The announcement that the project was being abandoned came as another village voted against the wind farm proposal.

All 250 people on the electoral roll at Rumburgh were given the chance to vote on the issue and 82% responded.

Of those, 56% said they were against the project, with 34% in favour and 10% declaring themselves as “don't knows”.

A similar vote in the combined villages of Chediston and Linstead has already resulted in a 72% vote against the wind farm plan.

Bill Richmond, a director of Ipswich-based Saxon Windpower, said last night he was disappointed the project could not proceed, but felt the hostility encountered had created a “negative environment”.

He added: “The backlash against our proposal was felt by the landowner and it has led to his decision to withdraw. We have agreed to shake hands and part on good terms.

“We tried to consult the local community at the earliest stage in the planning process, but the response at St James will only encourage potential developers to keep quiet for longer.”

Mr Richmond said the firm would be keeping a close look at public opinion in the area, which he claimed was the “best wind power site in Suffolk” and known to be attracting interest from other companies.

He also expressed satisfaction one-third of the Rumburgh electorate had voted in favour of the St James South Elmham wind farm plan, even before detailed proposal had been laid before them.

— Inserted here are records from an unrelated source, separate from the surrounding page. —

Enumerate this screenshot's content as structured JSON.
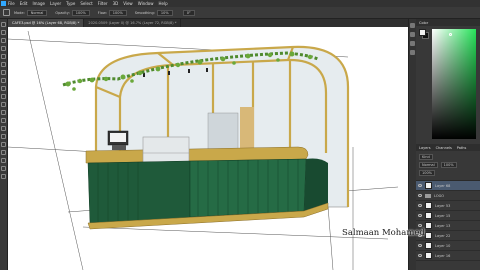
{
  "menubar": {
    "items": [
      "File",
      "Edit",
      "Image",
      "Layer",
      "Type",
      "Select",
      "Filter",
      "3D",
      "View",
      "Window",
      "Help"
    ]
  },
  "options_bar": {
    "mode_label": "Mode:",
    "mode_value": "Normal",
    "opacity_label": "Opacity:",
    "opacity_value": "100%",
    "flow_label": "Flow:",
    "flow_value": "100%",
    "smoothing_label": "Smoothing:",
    "smoothing_value": "10%",
    "angle_value": "0°"
  },
  "tabs": [
    {
      "label": "CAFE3.psd @ 16% (Layer 68, RGB/8) *",
      "active": true
    },
    {
      "label": "2020-0509 (Layer 0) @ 16.7% (Layer 72, RGB/8) *",
      "active": false
    }
  ],
  "panels": {
    "color_tab": "Color",
    "layers_tabs": [
      "Layers",
      "Channels",
      "Paths"
    ],
    "kind_label": "Kind",
    "blend_mode": "Normal",
    "opacity_value": "100%",
    "fill_value": "100%",
    "layers": [
      {
        "name": "Layer 68",
        "selected": true,
        "type": "layer"
      },
      {
        "name": "LOGO",
        "selected": false,
        "type": "folder"
      },
      {
        "name": "Layer 53",
        "selected": false,
        "type": "layer"
      },
      {
        "name": "Layer 15",
        "selected": false,
        "type": "layer"
      },
      {
        "name": "Layer 13",
        "selected": false,
        "type": "layer"
      },
      {
        "name": "Layer 22",
        "selected": false,
        "type": "layer"
      },
      {
        "name": "Layer 10",
        "selected": false,
        "type": "layer"
      },
      {
        "name": "Layer 16",
        "selected": false,
        "type": "layer"
      }
    ]
  },
  "colors": {
    "accent": "#31a8ff",
    "selected_layer": "#4a5a70",
    "tile_green": "#1f5a3a",
    "frame_gold": "#c9a84a",
    "picker_hue": "#27e35a"
  },
  "watermark": "Salmaan Mohamed"
}
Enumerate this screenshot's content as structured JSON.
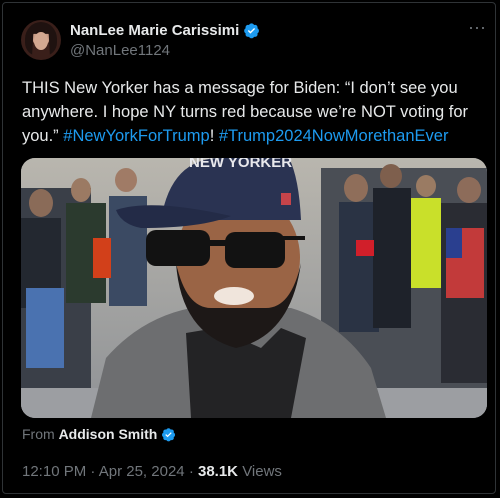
{
  "author": {
    "display_name": "NanLee Marie Carissimi",
    "handle": "@NanLee1124",
    "verified_badge_color": "#1d9bf0"
  },
  "menu": {
    "more_label": "···"
  },
  "tweet": {
    "text_plain": "THIS New Yorker has a message for Biden: “I don’t see you anywhere. I hope NY turns red because we’re NOT voting for you.” ",
    "hashtag_1": "#NewYorkForTrump",
    "separator": "! ",
    "hashtag_2": "#Trump2024NowMorethanEver",
    "hashtag_color": "#1d9bf0"
  },
  "media": {
    "hat_text_line1": "NEW YORKER",
    "icon": "video-still-image"
  },
  "attribution": {
    "from_label": "From",
    "source_name": "Addison Smith"
  },
  "meta": {
    "time": "12:10 PM",
    "dot": "·",
    "date": "Apr 25, 2024",
    "views_count": "38.1K",
    "views_label": "Views"
  }
}
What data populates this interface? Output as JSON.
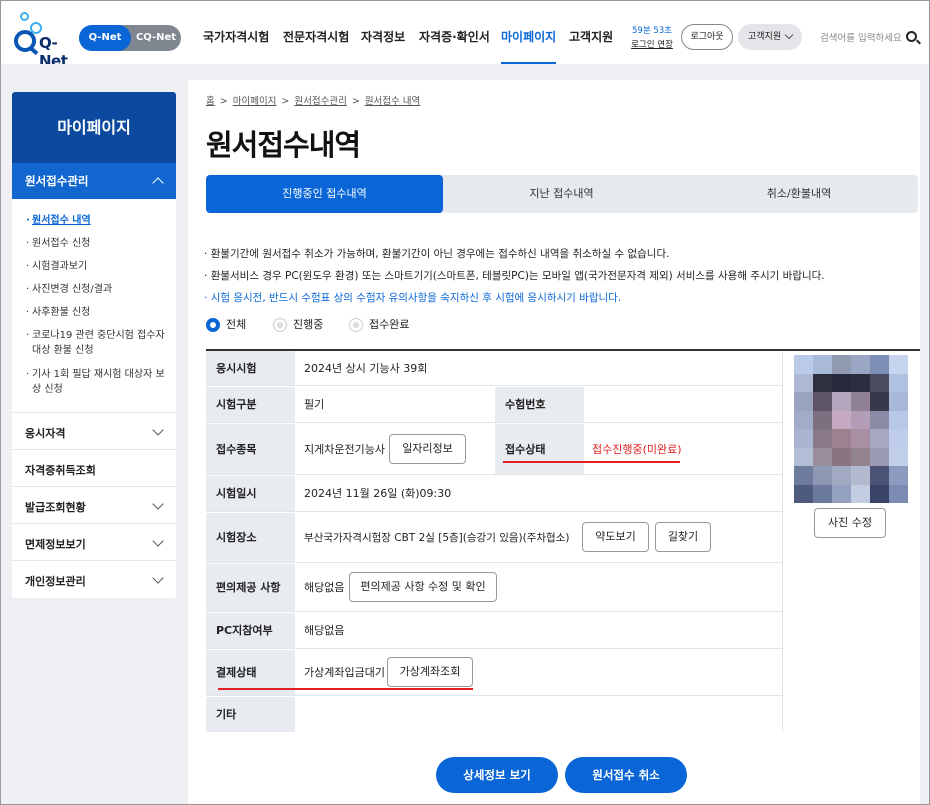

Saxon Windpower is already drawing up plans for wind farms in Lincolnshire, Northamptonshire and Somerset - and is expected tomorrow to announce a proposal for another site in Suffolk.

Jane Bastow, spokeswoman for the protest group Villagers Against Inappropriate Turbine Siting, said the abandonment of the St James South Elmham wind farm plan was “wonderful news”.

She added: “It is the best Christmas present all the villages around here could have wished for.”

But Professor Martin Wolfe, spokesman for the pro-wind power group, the High Suffolk Renewable Energy Co-operative, said he was disappointed to learn of the decision.

“We shall be looking at any other possibilities coming up in the locality,” he added.

John Sanderson, who farms nearby and supported the St James South Elmham wind farm plan, said it was only a matter of time before turbines came to the area.

“It is a very suitable site and is undoubtedly attracting other companies. There will be other sites and what we are interested in is making sure the whole community benefits from the development when it comes,” he added.